If ignored, Treadmill hardens into The Big Rut, where bureaucracy becomes identity. Companies in that stage no longer serve customers—they serve their own processes. McKeown’s portrait of an aging candy manufacturer captures this eerie decline: leaders boast “We’ve been doing it this way since 1908,” blind to irrelevance. The final act, Death Rattle, arrives when the market or cash runs out, and the brand is sold for scraps.

“Every system that once set you free,” McKeown warns, “eventually tries to own you.” The antidote? Institutionalize curiosity, empathy, and courage before the bureaucracy cures you of them.


Staying at the Peak: Sustaining Predictable Success

Reaching Predictable Success is hard; staying there is harder. In the closing chapters, McKeown teaches leaders how to institutionalize innovation and risk-taking without losing control. It’s a balancing act between two complementary systems: mechanical (structures and processes) and human (people development, creativity, ownership).

Balancing Systems and People

Leaders must nurture a healthy tension between order and agility. They must maintain tight core systems—clear roles, solid decision-making, structured meetings—while simultaneously investing in people-oriented levers: flexible hiring, developmental training, mentoring, job swaps, and sabbaticals. This rejuvenating interplay keeps organizations from drifting into Treadmill.

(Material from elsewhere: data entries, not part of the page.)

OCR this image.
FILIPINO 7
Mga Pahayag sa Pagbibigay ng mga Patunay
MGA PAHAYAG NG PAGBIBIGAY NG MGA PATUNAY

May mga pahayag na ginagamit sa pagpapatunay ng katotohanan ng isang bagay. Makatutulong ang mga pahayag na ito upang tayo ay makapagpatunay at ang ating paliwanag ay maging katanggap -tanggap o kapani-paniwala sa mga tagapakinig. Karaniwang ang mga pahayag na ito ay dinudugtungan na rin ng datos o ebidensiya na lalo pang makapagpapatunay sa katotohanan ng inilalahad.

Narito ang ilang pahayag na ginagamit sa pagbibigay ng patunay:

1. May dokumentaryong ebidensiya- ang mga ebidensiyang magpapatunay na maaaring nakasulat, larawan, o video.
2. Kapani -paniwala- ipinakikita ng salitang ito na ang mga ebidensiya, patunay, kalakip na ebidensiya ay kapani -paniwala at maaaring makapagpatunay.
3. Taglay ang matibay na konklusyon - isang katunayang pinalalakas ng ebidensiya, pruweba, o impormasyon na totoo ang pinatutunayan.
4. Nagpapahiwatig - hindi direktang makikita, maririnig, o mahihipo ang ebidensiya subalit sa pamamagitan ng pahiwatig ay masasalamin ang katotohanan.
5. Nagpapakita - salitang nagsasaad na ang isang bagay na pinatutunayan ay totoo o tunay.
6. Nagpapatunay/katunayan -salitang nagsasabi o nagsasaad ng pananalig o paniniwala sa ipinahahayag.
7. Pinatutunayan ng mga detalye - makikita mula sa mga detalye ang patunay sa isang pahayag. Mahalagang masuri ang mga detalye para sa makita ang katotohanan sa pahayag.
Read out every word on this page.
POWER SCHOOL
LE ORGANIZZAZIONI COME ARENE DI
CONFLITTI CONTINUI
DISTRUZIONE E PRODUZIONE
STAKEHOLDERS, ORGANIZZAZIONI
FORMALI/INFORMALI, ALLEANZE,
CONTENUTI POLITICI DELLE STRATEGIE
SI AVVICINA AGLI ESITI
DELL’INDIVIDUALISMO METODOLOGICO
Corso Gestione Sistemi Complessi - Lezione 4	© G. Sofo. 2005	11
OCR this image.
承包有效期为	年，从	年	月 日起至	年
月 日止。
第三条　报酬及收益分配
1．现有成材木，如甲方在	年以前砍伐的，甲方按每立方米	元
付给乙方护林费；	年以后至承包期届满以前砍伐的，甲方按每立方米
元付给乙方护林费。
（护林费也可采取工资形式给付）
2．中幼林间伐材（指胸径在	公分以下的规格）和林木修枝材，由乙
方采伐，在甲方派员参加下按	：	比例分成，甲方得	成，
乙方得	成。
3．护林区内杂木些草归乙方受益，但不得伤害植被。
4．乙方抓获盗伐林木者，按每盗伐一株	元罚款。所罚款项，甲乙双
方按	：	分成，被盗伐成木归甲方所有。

Institutionalizing Innovation and Risk

McKeown proposes linking risk-taking to the organization's mission and mentoring frameworks, and tying innovation to empowerment and training. In other words, don’t outsource creativity—embed it in everyone’s daily role. When employees feel safe to experiment and are guided by clear boundaries, innovation becomes consistent rather than accidental.

This culture of ownership and self-accountability is the lynchpin of Predictable Success. In such an environment, leadership isn’t about supervision but stewardship—modeling curiosity, coaching truth, and trusting teams to act like owners. Companies that internalize these habits can sustain Predictable Success for decades, adapting to market shifts without losing their soul.

Ultimately, McKeown’s message resists the myth of permanent stability. Organizations, like living organisms, breathe in complexity and breathe out adaptation. Predictable Success is not an equilibrium to be frozen but a rhythm to be maintained—forever balancing process with purpose, daring with discipline.